Gordon’s programs, which are dedicated to promoting emotional literacy and empathy among children, arrived in Seattle — the only U.S. location for Roots — from her native Canada in the fall of 2007. Today more than 96 schools (45 in the Seattle area) use the Roots and Seeds of Empathy programs as an antidote for bullying, a phenomenon so widespread that the National Institute of Child Health and Human Development calls it a “public health problem.”
Roots of Empathy now has a 16-year track record of reducing aggression and increasing empathy and social/emotional competence in schools all across Canada, as well as in New Zealand, Northern Ireland, the Republic of Ireland, Germany, Scotland, the Isle of Man and Seattle.
Gordon is collaborating with Andrew Meltzoff, Ph.D., and Pat Kuhl, Ph.D., co-directors of the University of Washington’s Institute for Learning and Brain Sciences, to study the influence of the Roots program on kids’ emotional regulation.
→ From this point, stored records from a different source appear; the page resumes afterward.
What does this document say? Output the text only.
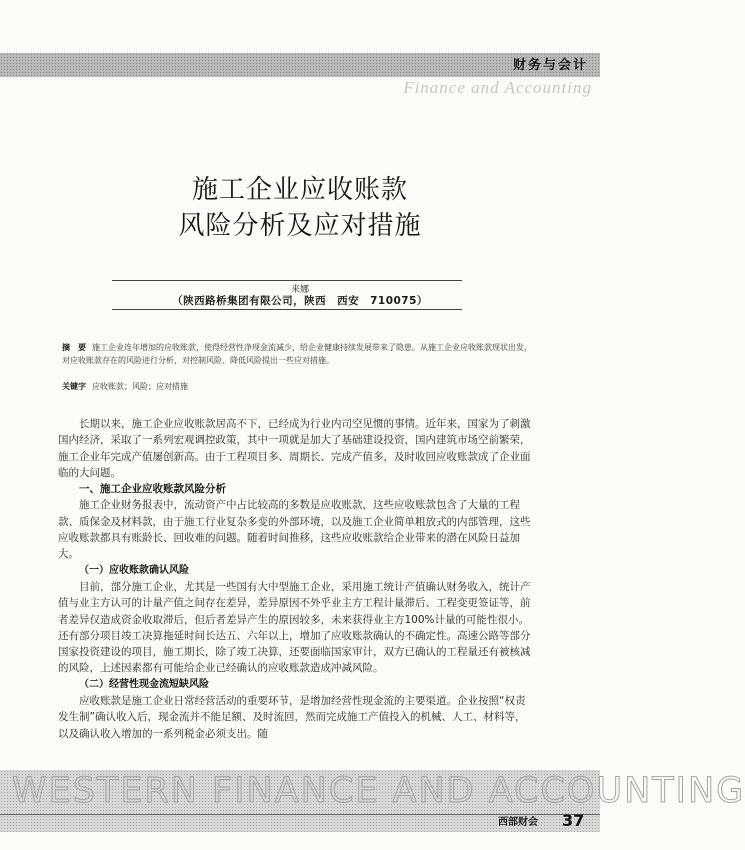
财务与会计
Finance and Accounting
施工企业应收账款
风险分析及应对措施
来娜
（陕西路桥集团有限公司，陕西　西安　710075）
摘　要 施工企业连年增加的应收账款，使得经营性净现金流减少，给企业健康持续发展带来了隐患。从施工企业应收账款现状出发，对应收账款存在的风险进行分析，对控制风险、降低风险提出一些应对措施。
关键字 应收账款；风险；应对措施

长期以来，施工企业应收账款居高不下，已经成为行业内司空见惯的事情。近年来，国家为了刺激国内经济，采取了一系列宏观调控政策，其中一项就是加大了基础建设投资，国内建筑市场空前繁荣，施工企业年完成产值屡创新高。由于工程项目多、周期长、完成产值多，及时收回应收账款成了企业面临的大问题。

一、施工企业应收账款风险分析

施工企业财务报表中，流动资产中占比较高的多数是应收账款，这些应收账款包含了大量的工程款、质保金及材料款，由于施工行业复杂多变的外部环境，以及施工企业简单粗放式的内部管理，这些应收账款都具有账龄长、回收难的问题。随着时间推移，这些应收账款给企业带来的潜在风险日益加大。

（一）应收账款确认风险

目前，部分施工企业，尤其是一些国有大中型施工企业，采用施工统计产值确认财务收入，统计产值与业主方认可的计量产值之间存在差异，差异原因不外乎业主方工程计量滞后、工程变更签证等，前者差异仅造成资金收取滞后，但后者差异产生的原因较多，未来获得业主方100%计量的可能性很小。还有部分项目竣工决算拖延时间长达五、六年以上，增加了应收账款确认的不确定性。高速公路等部分国家投资建设的项目，施工期长，除了竣工决算，还要面临国家审计，双方已确认的工程量还有被核减的风险，上述因素都有可能给企业已经确认的应收账款造成冲减风险。

（二）经营性现金流短缺风险

应收账款是施工企业日常经营活动的重要环节，是增加经营性现金流的主要渠道。企业按照“权责发生制”确认收入后，现金流并不能足额、及时流回，然而完成施工产值投入的机械、人工、材料等，以及确认收入增加的一系列税金必须支出。随

WESTERN FINANCE AND ACCOUNTING
西部财会 37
Gordon says they know that kids in the program exhibit less aggressive and bullying behaviors. “We are now going to learn what their brains look like to better influence this behavior,” she says.
“If you foster empathy in a child, you have created a gateway to finding the humanity in another person,” says Gordon. “That is the core of human relations — the core of parenting. We are all wired to become competent, loving human beings through our key relationships.”
Personal heroes: My parents, for their wisdom, devotion, big-scale thinking and ability to show me what an ethical life looks like, how to love and the love of learning.
Quality you most admire in others: Empathy.
Best recent read: Howard Gardner’s Five Minds for the Future.